O acordo ainda não está finalizado, com os sindicatos e grupos laborais a fazer lobby contra o mesmo até que a protecção dos trabalhadores seja assegurada. A aquisição também levanta preocupações políticas, particularmente no que diz respeito à potencial mudança da CNN, propriedade da Warner Bros., para a direita sob a influência de Ellison, reflectindo a tendência conservadora das suas outras participações nos meios de comunicação.

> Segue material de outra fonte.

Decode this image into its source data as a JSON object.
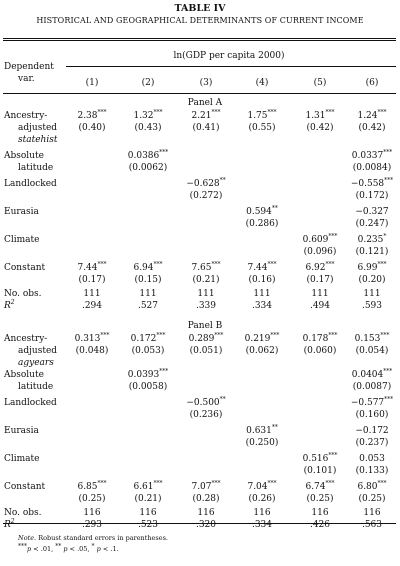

De abandono escolar de cinema a Studio Mogul

O caminho de Ellison para o poder está enraizado na riqueza de seu pai, que ele alavancou para Hollywood. Depois de uma estreia fracassada como ator nos mal recebidos Flyboys, Ellison fez a transição para a produção, fundando a Skydance Media. Inicialmente, a Skydance fez parceria com a Paramount, um estúdio em dificuldades na época, garantindo financiamento e acesso a grandes franquias. Embora alguns dos primeiros projetos de Ellison tenham fracassado, sua persistência valeu a pena com o enorme sucesso de Top Gun: Maverick. O triunfo crítico e comercial do filme transformou a imagem de Ellison, posicionando-o como um líder viável durante um período de turbulência na indústria.

O Fator Trump

As manobras políticas de Ellison tornaram-se críticas para finalizar o acordo Paramount-Warner Bros. Cultivou laços com a administração Trump, atendendo às suas exigências para garantir a aprovação regulamentar, um movimento que alienou alguns membros da indústria. Esta mudança de uma figura relativamente apolítica para um actor-chave nos círculos mediáticos conservadores sublinha o crescente emaranhado entre entretenimento e política.

Os executivos de Hollywood não estão otimistas quanto a esta mudança. Muitos consideram a consolidação inevitável, mas expressam profundas preocupações sobre a liderança de Ellison, o seu alinhamento político e as implicações a longo prazo para a indústria. Como disse uma fonte, Ellison passou de um estranho inexperiente a capitão de um navio que está afundando, agora no controle de algumas das franquias mais icônicas de Hollywood.

Em última análise, a indústria será moldada pela visão e pelo poder financeiro de Ellison. Ainda não se sabe se isto conduz à inovação ou a um maior declínio, mas uma coisa é certa: o futuro de Hollywood está agora firmemente nas mãos do seu mais novo e poderoso corretor.